Nobody could accuse Canonical of resting on its laurels. The business side of Ubuntu – the best-known desktop Linux distribution – has expanded aggressively into mobility, pushed forward with a new desktop environment, and continued to release new versions of the flagship OS over the past few years.
Not everyone is happy with the direction in which Ubuntu is being pushed, however. The new desktop environment, called Unity, quickly became a target for some community critics, who prefer the traditional GNOME environment. A search “pane” feature that displayed results from third-party sites like Amazon was attacked as a privacy breach.
Canonical’s latest tiff with the community at large, centers on the recent news that it will introduce its own display server – the underlying software stack that powers GUIs – called Mir. The idea, according to the company, is to create a flexible platform for the Unity Next interface, which is meant to be an adaptable one-size-fits-all offering for desktops, TVs, tablets and phones.
It’s an ambitious plan – but one that doesn’t sit well with developers of alternative desktops that use the older X or Wayland display servers. Thanks to the open-source nature of Ubuntu, a host of spin-off distributions have sprung up around the OS, some of which will have to be dramatically overhauled after the eventual switch to Mir. That will mean a lot of work, thanks to a decision they didn’t have any say in.
Martin Graesslin is a developer working on KDE, another popular Linux desktop environment. (KDE is used in Kubuntu, one of the aforementioned spin-off distributions.) While he says the Mir process is still young, and that there are several ways forward for distros like Kubuntu, Canonical must have realized that there would be a lot of dissatisfaction at the decision.
“I think they should have expected the backlash, and it happened before with the switch from GNOME to Unity for example,” he said. “On the other hand if Canonical expected it they could have prepared better for it. So overall, I rather think that they did not expect such a strong backlash.”

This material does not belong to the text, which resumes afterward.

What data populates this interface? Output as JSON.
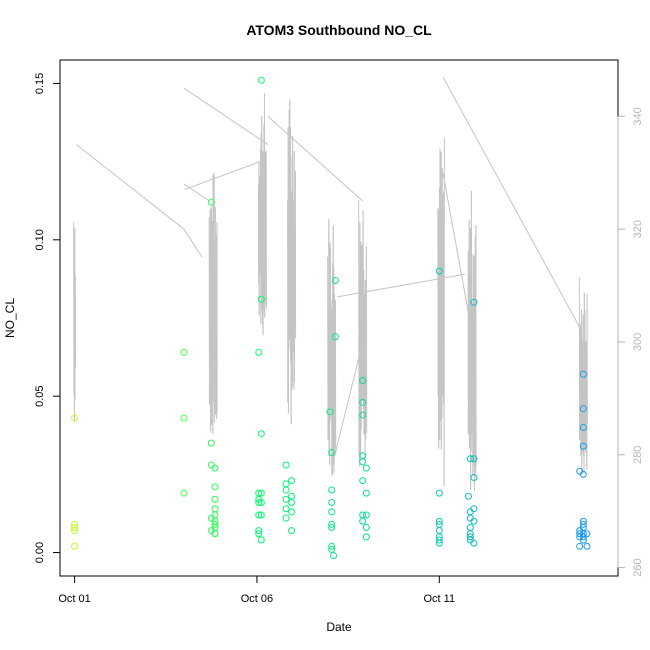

Graesslin wrote in a blog post this spring that Mir represents a “major disruption” and that Canonical has misrepresented the degree to which Mir will be compatible with GNOME and KDE.
Others face the same issue. The lead designer of the streamlined ElementaryOS distro, Daniel Foré, says that while he doesn’t have a strong opinion on whether to stick with Wayland or switch to Mir, the former option looks more attractive right now.
“I think most of us are leaning towards Wayland since it seems that upstream [GIMP toolkit] and GNOME (particularly relevant for LibMutter which powers our window manager Gala) are focusing on support there and Canonical seems to now be dedicated to Qt,” he said. “So chances are that Gtk will be a bit of a second class citizen on Mir and LibMutter may not even work.”
That said, according to Foré, being based on Ubuntu in the first place could mean ElementaryOS is in a good position to move to Mir.
“I think in the end it will simply come down to which is ready first and supports the rest of our stack the best,” he said.